I have been running my proof-of-concept for the Earnest method
(filtering only on include URL's/Call center numbers, for you missing
it) on an old spam-ridden e-mail account, but when Blaster hit in
mid-Aug. my ISP gave up RBL and started up SpamAssassin in
baysian mode. I hade both one the same account.

It gave some really interesting effects and comparisons. My
data shows that both methods have ca 85 % hitrate each,
Earnest just above and SpamAssassin just below, but combined
they are incredibly effective, they stop well over 99% of the
spams with a low false positive rate, 2 out of 180 real mails
or ca 2 in 900 of the total amount of traffic. One because the
sender where from a domain, where the Earnest data file
extraction filter had extracted out a non-related URL-domain
from a spam, like a Hotmail link. The other because HTML in the
mail got SpamAssassin to lable it as spam.

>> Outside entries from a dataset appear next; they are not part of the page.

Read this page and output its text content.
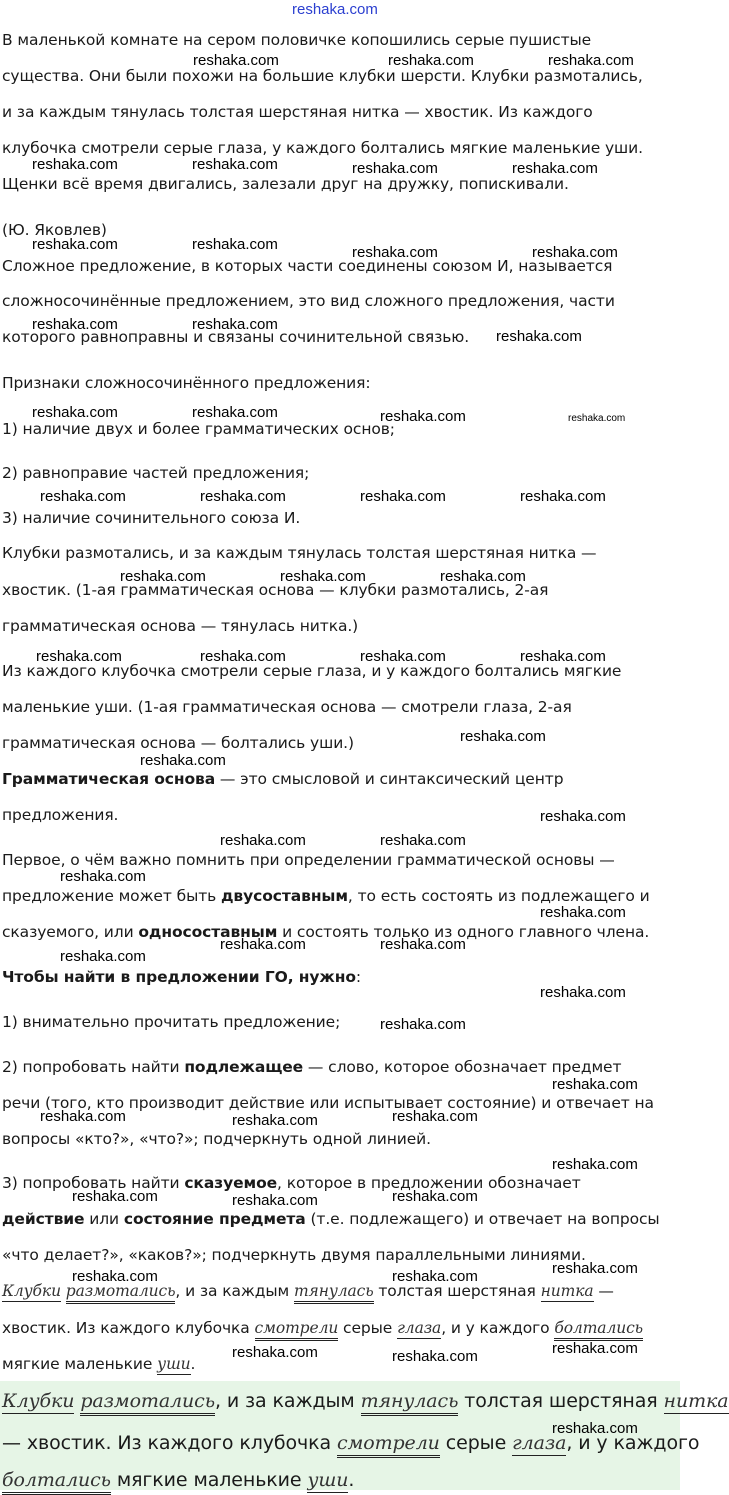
reshaka.com
В маленькой комнате на сером половичке копошились серые пушистые
существа. Они были похожи на большие клубки шерсти. Клубки размотались,
и за каждым тянулась толстая шерстяная нитка — хвостик. Из каждого
клубочка смотрели серые глаза, у каждого болтались мягкие маленькие уши.
Щенки всё время двигались, залезали друг на дружку, попискивали.
(Ю. Яковлев)
Сложное предложение, в которых части соединены союзом И, называется
сложносочинённые предложением, это вид сложного предложения, части
которого равноправны и связаны сочинительной связью.
Признаки сложносочинённого предложения:
1) наличие двух и более грамматических основ;
2) равноправие частей предложения;
3) наличие сочинительного союза И.
Клубки размотались, и за каждым тянулась толстая шерстяная нитка —
хвостик. (1-ая грамматическая основа — клубки размотались, 2-ая
грамматическая основа — тянулась нитка.)
Из каждого клубочка смотрели серые глаза, и у каждого болтались мягкие
маленькие уши. (1-ая грамматическая основа — смотрели глаза, 2-ая
грамматическая основа — болтались уши.)
Грамматическая основа — это смысловой и синтаксический центр
предложения.
Первое, о чём важно помнить при определении грамматической основы —
предложение может быть двусоставным, то есть состоять из подлежащего и
сказуемого, или односоставным и состоять только из одного главного члена.
Чтобы найти в предложении ГО, нужно:
1) внимательно прочитать предложение;
2) попробовать найти подлежащее — слово, которое обозначает предмет
речи (того, кто производит действие или испытывает состояние) и отвечает на
вопросы «кто?», «что?»; подчеркнуть одной линией.
3) попробовать найти сказуемое, которое в предложении обозначает
действие или состояние предмета (т.е. подлежащего) и отвечает на вопросы
«что делает?», «каков?»; подчеркнуть двумя параллельными линиями.
Клубки размотались, и за каждым тянулась толстая шерстяная нитка —
хвостик. Из каждого клубочка смотрели серые глаза, и у каждого болтались
мягкие маленькие уши.
Клубки размотались, и за каждым тянулась толстая шерстяная нитка
— хвостик. Из каждого клубочка смотрели серые глаза, и у каждого
болтались мягкие маленькие уши.
reshaka.com	reshaka.com	reshaka.com
reshaka.com	reshaka.com	reshaka.com	reshaka.com
reshaka.com	reshaka.com	reshaka.com	reshaka.com
reshaka.com	reshaka.com
reshaka.com
reshaka.com	reshaka.com	reshaka.com	reshaka.com
reshaka.com	reshaka.com	reshaka.com	reshaka.com
reshaka.com	reshaka.com	reshaka.com
reshaka.com	reshaka.com	reshaka.com	reshaka.com
reshaka.com
reshaka.com
reshaka.com
reshaka.com	reshaka.com
reshaka.com
reshaka.com
reshaka.com	reshaka.com
reshaka.com
reshaka.com
reshaka.com
reshaka.com
reshaka.com	reshaka.com	reshaka.com
reshaka.com
reshaka.com	reshaka.com	reshaka.com
reshaka.com
reshaka.com	reshaka.com
reshaka.com
reshaka.com	reshaka.com
reshaka.com
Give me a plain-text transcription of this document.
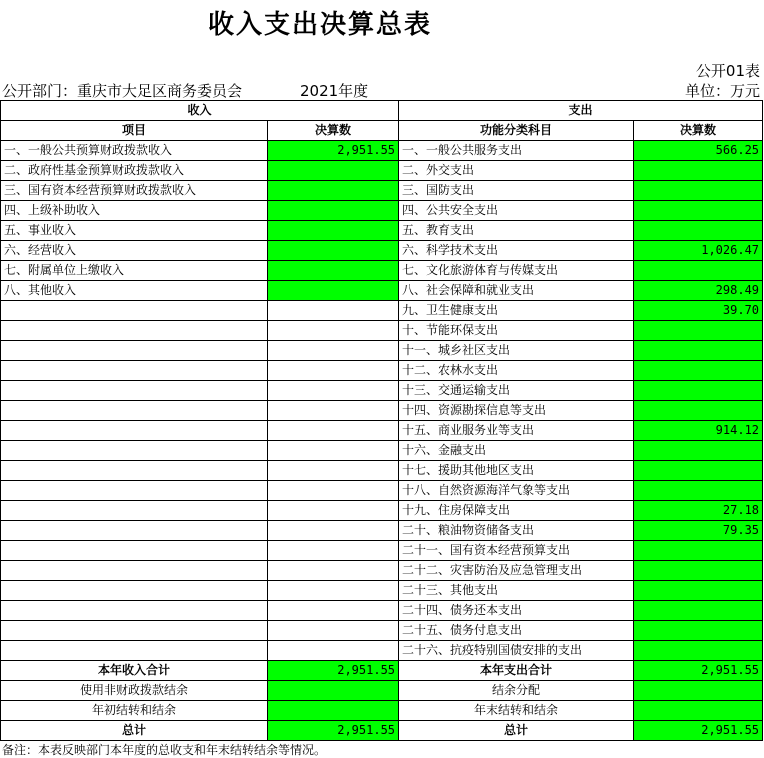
收入支出决算总表
公开01表
公开部门：重庆市大足区商务委员会	2021年度	单位：万元
收入		支出	
项目	决算数	功能分类科目	决算数
一、一般公共预算财政拨款收入	2,951.55	一、一般公共服务支出	566.25
二、政府性基金预算财政拨款收入		二、外交支出	
三、国有资本经营预算财政拨款收入		三、国防支出	
四、上级补助收入		四、公共安全支出	
五、事业收入		五、教育支出	
六、经营收入		六、科学技术支出	1,026.47
七、附属单位上缴收入		七、文化旅游体育与传媒支出	
八、其他收入		八、社会保障和就业支出	298.49
		九、卫生健康支出	39.70
		十、节能环保支出	
		十一、城乡社区支出	
		十二、农林水支出	
		十三、交通运输支出	
		十四、资源勘探信息等支出	
		十五、商业服务业等支出	914.12
		十六、金融支出	
		十七、援助其他地区支出	
		十八、自然资源海洋气象等支出	
		十九、住房保障支出	27.18
		二十、粮油物资储备支出	79.35
		二十一、国有资本经营预算支出	
		二十二、灾害防治及应急管理支出	
		二十三、其他支出	
		二十四、债务还本支出	
		二十五、债务付息支出	
		二十六、抗疫特别国债安排的支出	
本年收入合计	2,951.55	本年支出合计	2,951.55
使用非财政拨款结余		结余分配	
年初结转和结余		年末结转和结余	
总计	2,951.55	总计	2,951.55
备注：本表反映部门本年度的总收支和年末结转结余等情况。
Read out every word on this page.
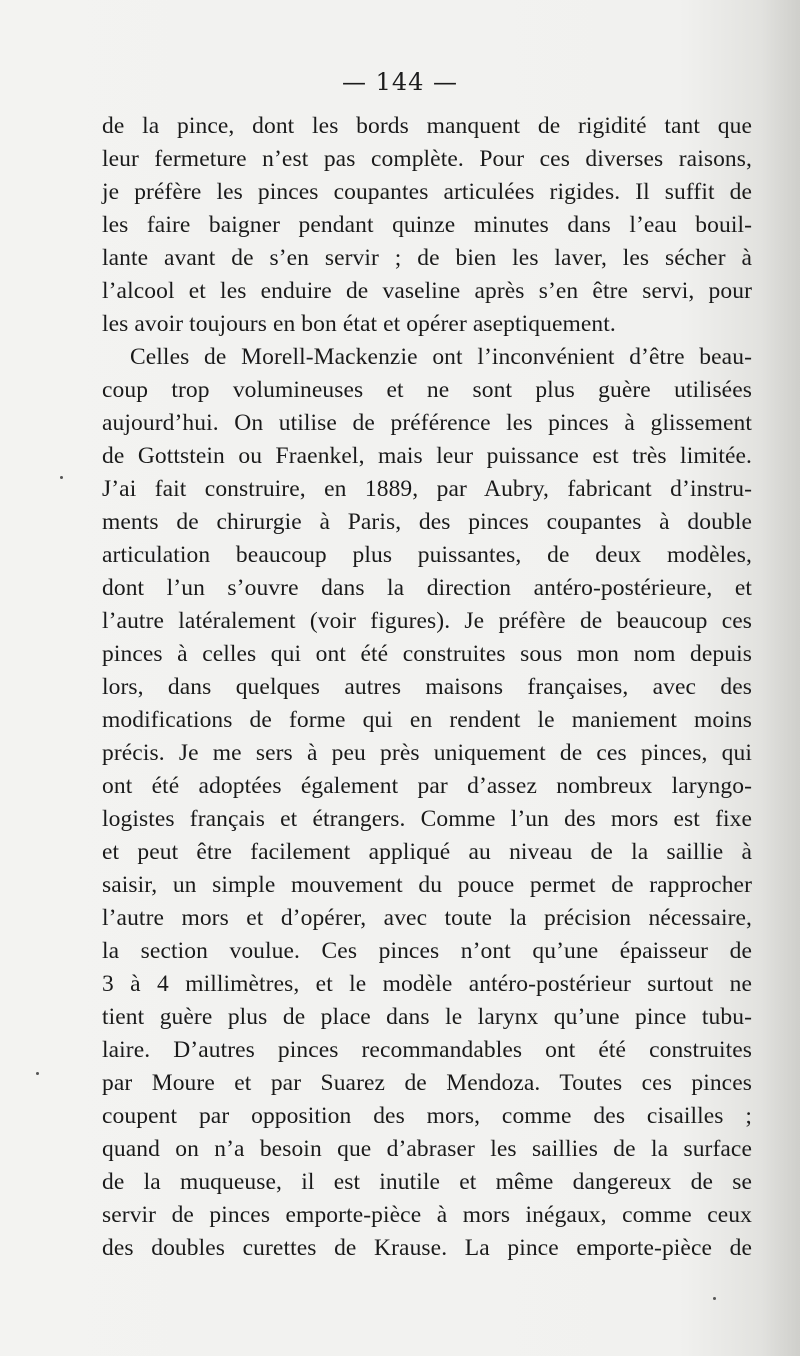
— 144 —
de la pince, dont les bords manquent de rigidité tant que
leur fermeture n’est pas complète. Pour ces diverses raisons,
je préfère les pinces coupantes articulées rigides. Il suffit de
les faire baigner pendant quinze minutes dans l’eau bouil-
lante avant de s’en servir ; de bien les laver, les sécher à
l’alcool et les enduire de vaseline après s’en être servi, pour
les avoir toujours en bon état et opérer aseptiquement.
Celles de Morell-Mackenzie ont l’inconvénient d’être beau-
coup trop volumineuses et ne sont plus guère utilisées
aujourd’hui. On utilise de préférence les pinces à glissement
de Gottstein ou Fraenkel, mais leur puissance est très limitée.
J’ai fait construire, en 1889, par Aubry, fabricant d’instru-
ments de chirurgie à Paris, des pinces coupantes à double
articulation beaucoup plus puissantes, de deux modèles,
dont l’un s’ouvre dans la direction antéro-postérieure, et
l’autre latéralement (voir figures). Je préfère de beaucoup ces
pinces à celles qui ont été construites sous mon nom depuis
lors, dans quelques autres maisons françaises, avec des
modifications de forme qui en rendent le maniement moins
précis. Je me sers à peu près uniquement de ces pinces, qui
ont été adoptées également par d’assez nombreux laryngo-
logistes français et étrangers. Comme l’un des mors est fixe
et peut être facilement appliqué au niveau de la saillie à
saisir, un simple mouvement du pouce permet de rapprocher
l’autre mors et d’opérer, avec toute la précision nécessaire,
la section voulue. Ces pinces n’ont qu’une épaisseur de
3 à 4 millimètres, et le modèle antéro-postérieur surtout ne
tient guère plus de place dans le larynx qu’une pince tubu-
laire. D’autres pinces recommandables ont été construites
par Moure et par Suarez de Mendoza. Toutes ces pinces
coupent par opposition des mors, comme des cisailles ;
quand on n’a besoin que d’abraser les saillies de la surface
de la muqueuse, il est inutile et même dangereux de se
servir de pinces emporte-pièce à mors inégaux, comme ceux
des doubles curettes de Krause. La pince emporte-pièce de
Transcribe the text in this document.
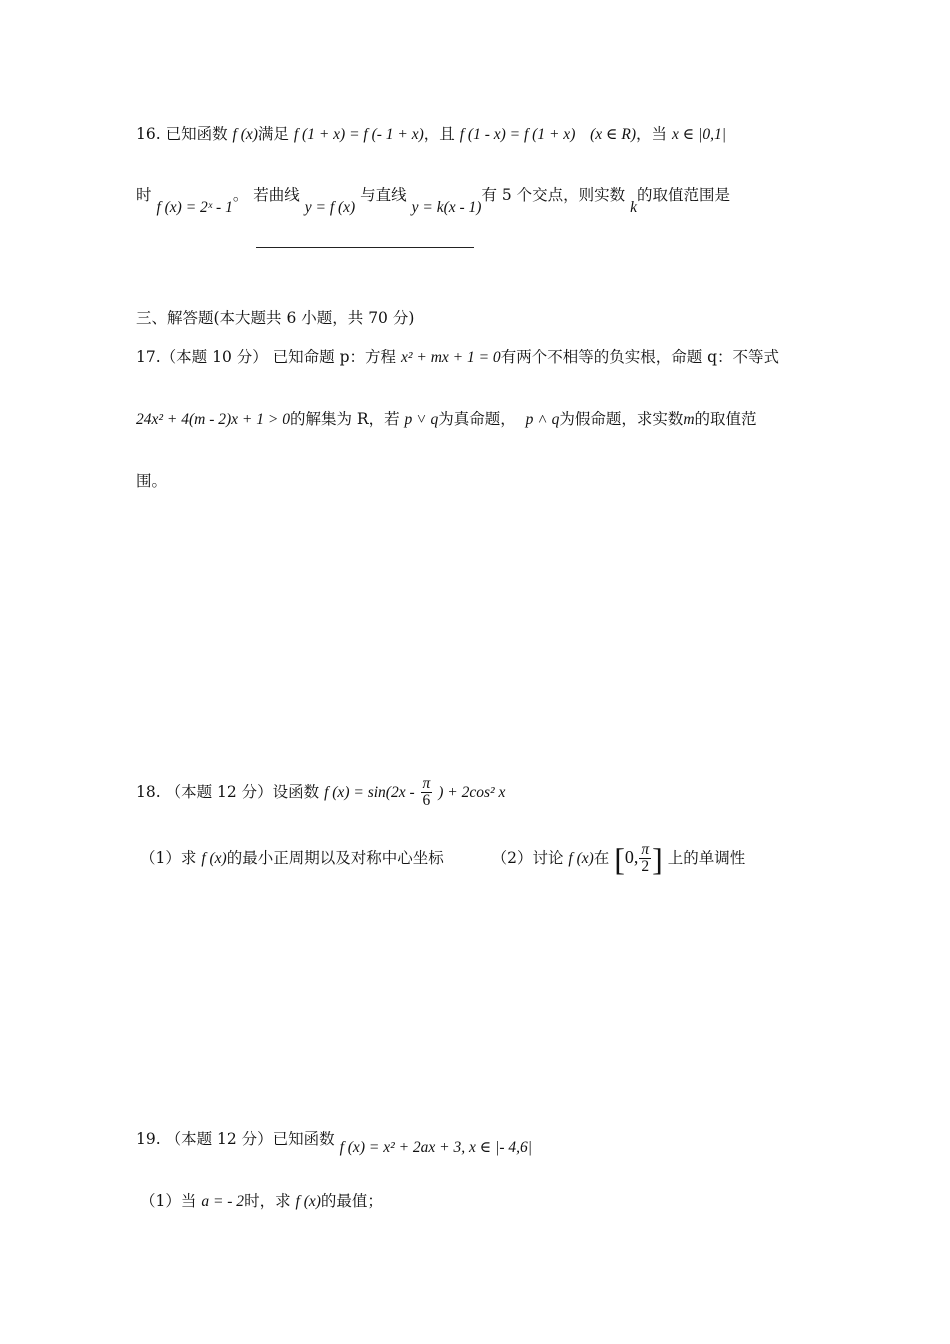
16. 已知函数 f (x)满足 f (1 + x) = f (- 1 + x)，且 f (1 - x) = f (1 + x) (x ∈ R)，当 x ∈ |0,1|
时 f (x) = 2ˣ - 1。 若曲线 y = f (x) 与直线 y = k(x - 1)有 5 个交点，则实数 k的取值范围是
三、解答题(本大题共 6 小题，共 70 分)
17.（本题 10 分） 已知命题 p：方程 x² + mx + 1 = 0有两个不相等的负实根，命题 q：不等式
24x² + 4(m - 2)x + 1 > 0的解集为 R，若 p ˅ q为真命题， p ˄ q为假命题，求实数m的取值范
围。
18. （本题 12 分）设函数 f $(x) = \sin(2x - \frac{\pi}{6}$ ) + 2cos² x
（1）求 f (x)的最小正周期以及对称中心坐标	（2）讨论 f (x)在 [0, $\frac{\pi}{2}$ ] 上的单调性
19. （本题 12 分）已知函数 f (x) = x² + 2ax + 3, x ∈ |- 4,6|
（1）当 a = - 2时，求 f (x)的最值；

The limitation of Earnest, as pointed out here before, is that
the data file with URL's and numbers needs to be often and
correctly updated, while a method as Spamassassin with baysian,
seems to be unable to recognize some types of spams (haven't
yet had time to check that).

A method like SpamAssassin also need more resources to handle
it's analysis. Earnest have ca 19.000 URL's, ca 400K, and works
with a simple grep, while SpamAssassin uses a number of criterias
and have typical ca 4-6 Mb data.

But the longer I have this combination, the more I lean on to
a multi-function process situation, two or three methods that
go through the mails, the most lightweighted first, leaving the
trickier cases to the more competent (and most resource prone)
method last.

Unfortunatly the figures above is on a bit low amount data, one
mailbox with ca 900 mails, 180 real and rest spams from Aug.
18 to Sept. 23. SpamAssassin was trained on ca 1500 active
mailboxes, where the av. spam level is ca 4 spam/day/box, while
Earnest data was manually extracted from 130.000 spams and
some hundreds more "live" through an automatic honeytrap
proof-of-concept tool.

Therefore it would be interesting to get other sites with more
volume and a number of mailboxes, that gets about the same
spams, also to run different methods in parallel, as well as some
combinations, in order to get more input.